Développer et consolider les métiers de la politique de la ville.

1 - Créer un observatoire permanent de suivi des métiers et des professionnels de la politique de la ville et de leur évolution afin de contribuer à leur identification et à leur reconnaissance dans des filières professionnelles. Il fera l'objet d'une convention entre le CNFPT, la DGAFP et la DIV.

2 - Associer systématiquement le ministre délégué à la Ville, ou son représentant le Délégué Interministériel à la Ville, pour toute nomination de sous-préfets à la ville.

3 - Associer des équipes de recherche, proches des dispositifs contractuels et des enjeux opérationnels, ou des consultants qualifiés, aux équipes opérationnelles des contrats de ville, afin d'apporter le concours d'un regard scientifique sur les projets en cours. Des crédits seront réservés à cet effet.

4 - Organiser, à l'initiative du ministère de la Ville, une conférence,visant à définir les référentiels métiers des professions de la politique de la ville et l'offre de formation la plus adaptée, sur la base de travaux de recherche en cours, et valides les diplômes proposés. Cette conférence réunira les employeurs des équipes des contrats de ville, les représentants des professionnels, le ministère de l'Éducation nationale et les autres ministères concernés, les universités, les grandes écoles, le CNFPT, les instituts de formation et les centres de ressources politique de la ville. Cette conférence pourra être organisée périodiquement.

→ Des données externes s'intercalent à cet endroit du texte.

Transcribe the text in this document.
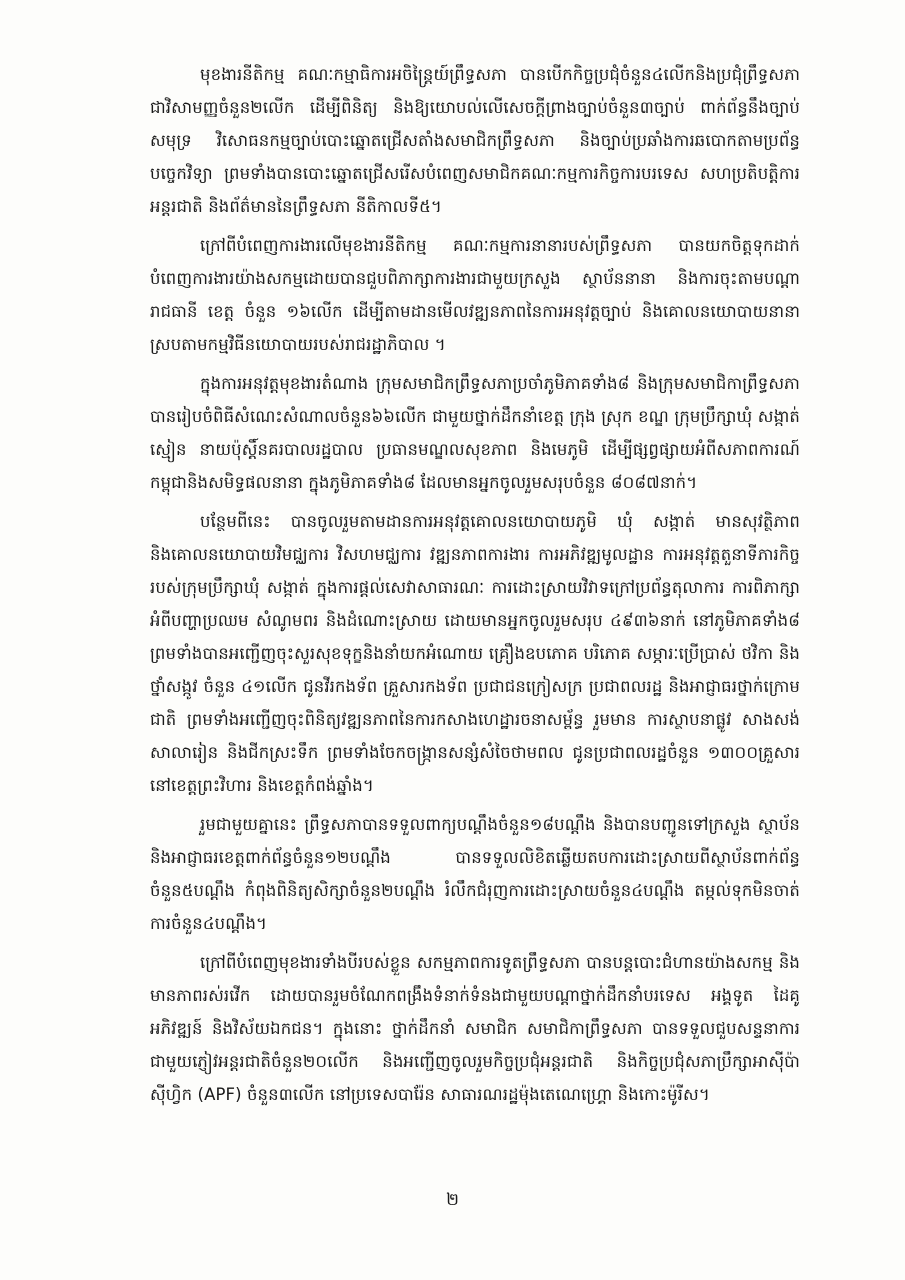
មុខងារនីតិកម្ម គណៈកម្មាធិការអចិន្ត្រៃយ៍ព្រឹទ្ធសភា បានបើកកិច្ចប្រជុំចំនួន៤លើកនិងប្រជុំព្រឹទ្ធសភាជាវិសាមញ្ញចំនួន២លើក ដើម្បីពិនិត្យ និងឱ្យយោបល់លើសេចក្តីព្រាងច្បាប់ចំនួន៣ច្បាប់ ពាក់ព័ន្ធនឹងច្បាប់សមុទ្រ វិសោធនកម្មច្បាប់បោះឆ្នោតជ្រើសតាំងសមាជិកព្រឹទ្ធសភា និងច្បាប់ប្រឆាំងការឆបោកតាមប្រព័ន្ធបច្ចេកវិទ្យា ព្រមទាំងបានបោះឆ្នោតជ្រើសរើសបំពេញសមាជិកគណៈកម្មការកិច្ចការបរទេស សហប្រតិបត្តិការអន្តរជាតិ និងព័ត៌មាននៃព្រឹទ្ធសភា នីតិកាលទី៥។

ក្រៅពីបំពេញការងារលើមុខងារនីតិកម្ម គណៈកម្មការនានារបស់ព្រឹទ្ធសភា បានយកចិត្តទុកដាក់បំពេញការងារយ៉ាងសកម្មដោយបានជួបពិភាក្សាការងារជាមួយក្រសួង ស្ថាប័ននានា និងការចុះតាមបណ្តារាជធានី ខេត្ត ចំនួន ១៦លើក ដើម្បីតាមដានមើលវឌ្ឍនភាពនៃការអនុវត្តច្បាប់ និងគោលនយោបាយនានា ស្របតាមកម្មវិធីនយោបាយរបស់រាជរដ្ឋាភិបាល ។

ក្នុងការអនុវត្តមុខងារតំណាង ក្រុមសមាជិកព្រឹទ្ធសភាប្រចាំភូមិភាគទាំង៨ និងក្រុមសមាជិកាព្រឹទ្ធសភា បានរៀបចំពិធីសំណេះសំណាលចំនួន៦៦លើក ជាមួយថ្នាក់ដឹកនាំខេត្ត ក្រុង ស្រុក ខណ្ឌ ក្រុមប្រឹក្សាឃុំ សង្កាត់ ស្មៀន នាយប៉ុស្តិ៍នគរបាលរដ្ឋបាល ប្រធានមណ្ឌលសុខភាព និងមេភូមិ ដើម្បីផ្សព្វផ្សាយអំពីសភាពការណ៍កម្ពុជានិងសមិទ្ធផលនានា ក្នុងភូមិភាគទាំង៨ ដែលមានអ្នកចូលរួមសរុបចំនួន ៨០៨៧នាក់។

បន្ថែមពីនេះ បានចូលរួមតាមដានការអនុវត្តគោលនយោបាយភូមិ ឃុំ សង្កាត់ មានសុវត្ថិភាព និងគោលនយោបាយវិមជ្ឈការ វិសហមជ្ឈការ វឌ្ឍនភាពការងារ ការអភិវឌ្ឍមូលដ្ឋាន ការអនុវត្តតួនាទីភារកិច្ចរបស់ក្រុមប្រឹក្សាឃុំ សង្កាត់ ក្នុងការផ្តល់សេវាសាធារណៈ ការដោះស្រាយវិវាទក្រៅប្រព័ន្ធតុលាការ ការពិភាក្សាអំពីបញ្ហាប្រឈម សំណូមពរ និងដំណោះស្រាយ ដោយមានអ្នកចូលរួមសរុប ៤៩៣៦នាក់ នៅភូមិភាគទាំង៨ ព្រមទាំងបានអញ្ជើញចុះសួរសុខទុក្ខនិងនាំយកអំណោយ គ្រឿងឧបភោគ បរិភោគ សម្ភារៈប្រើប្រាស់ ថវិកា និងថ្នាំសង្កូវ ចំនួន ៤១លើក ជូនវីរកងទ័ព គ្រួសារកងទ័ព ប្រជាជនក្រៀសក្រ ប្រជាពលរដ្ឋ និងអាជ្ញាធរថ្នាក់ក្រោមជាតិ ព្រមទាំងអញ្ជើញចុះពិនិត្យវឌ្ឍនភាពនៃការកសាងហេដ្ឋារចនាសម្ព័ន្ធ រួមមាន ការស្ថាបនាផ្លូវ សាងសង់សាលារៀន និងជីកស្រះទឹក ព្រមទាំងចែកចង្ក្រានសន្សំសំចៃថាមពល ជូនប្រជាពលរដ្ឋចំនួន ១៣០០គ្រួសារ នៅខេត្តព្រះវិហារ និងខេត្តកំពង់ឆ្នាំង។

រួមជាមួយគ្នានេះ ព្រឹទ្ធសភាបានទទួលពាក្យបណ្តឹងចំនួន១៨បណ្តឹង និងបានបញ្ជូនទៅក្រសួង ស្ថាប័ន និងអាជ្ញាធរខេត្តពាក់ព័ន្ធចំនួន១២បណ្តឹង បានទទួលលិខិតឆ្លើយតបការដោះស្រាយពីស្ថាប័នពាក់ព័ន្ធចំនួន៥បណ្តឹង កំពុងពិនិត្យសិក្សាចំនួន២បណ្តឹង រំលឹកជំរុញការដោះស្រាយចំនួន៤បណ្តឹង តម្កល់ទុកមិនចាត់ការចំនួន៤បណ្តឹង។

ក្រៅពីបំពេញមុខងារទាំងបីរបស់ខ្លួន សកម្មភាពការទូតព្រឹទ្ធសភា បានបន្តបោះជំហានយ៉ាងសកម្ម និងមានភាពរស់រវើក ដោយបានរួមចំណែកពង្រឹងទំនាក់ទំនងជាមួយបណ្តាថ្នាក់ដឹកនាំបរទេស អង្គទូត ដៃគូអភិវឌ្ឍន៍ និងវិស័យឯកជន។ ក្នុងនោះ ថ្នាក់ដឹកនាំ សមាជិក សមាជិកាព្រឹទ្ធសភា បានទទួលជួបសន្ទនាការជាមួយភ្ញៀវអន្តរជាតិចំនួន២០លើក និងអញ្ជើញចូលរួមកិច្ចប្រជុំអន្តរជាតិ និងកិច្ចប្រជុំសភាប្រឹក្សាអាស៊ីប៉ាស៊ីហ្វិក (APF) ចំនួន៣លើក នៅប្រទេសបារ៉ែន សាធារណរដ្ឋម៉ុងតេណេហ្គ្រោ និងកោះម៉ូរីស។

២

5 - Les structures locales de pilotage des contrats de ville devront, à la suite de la signature de ces derniers, rédiger des mandats destinés à définir et à clarifier les missions dévolues aux chefs de projets.

6 - Soutenir la création de nouveaux centres de ressources pour la politique de la ville, à dimension régionale ou interrégionale, afin de mailler de manière cohérente l'ensemble du territoire national.

7 - Déterminer des cursus qualifiants complémentaires et aux formations de base et les proposer aux professionnels, en particulier des services publics, exerçant sur les territoires d'exclusion sociale ou désireux de le faire. Cette qualification complémentaire - une formation longue et rémunérée et reconnue comme une spécialisation - se traduira par des gains de rémunération, sous réserve de temps minimal d'exercice sur ces territoires, et devra être prise en compte dans le cadre de la promotion professionnelle.

8 - Des formations lourdes de «prise de poste » seront mises en place pour les responsables du management de la politique de la ville : sous-préfet, correspondant régional de l'Etat, secrétaire général, ou SGA, ou chef de service, dans les collectivités locales.

9 - Assouplir les lois du 30 juillet 1987 et du 26 janvier 1984 et leurs décrets d'application en vue de permettre la mise à disposition d'agents contractuels par leurs employeurs, auprès des groupements d'intérêt public dont ils sont partenaires.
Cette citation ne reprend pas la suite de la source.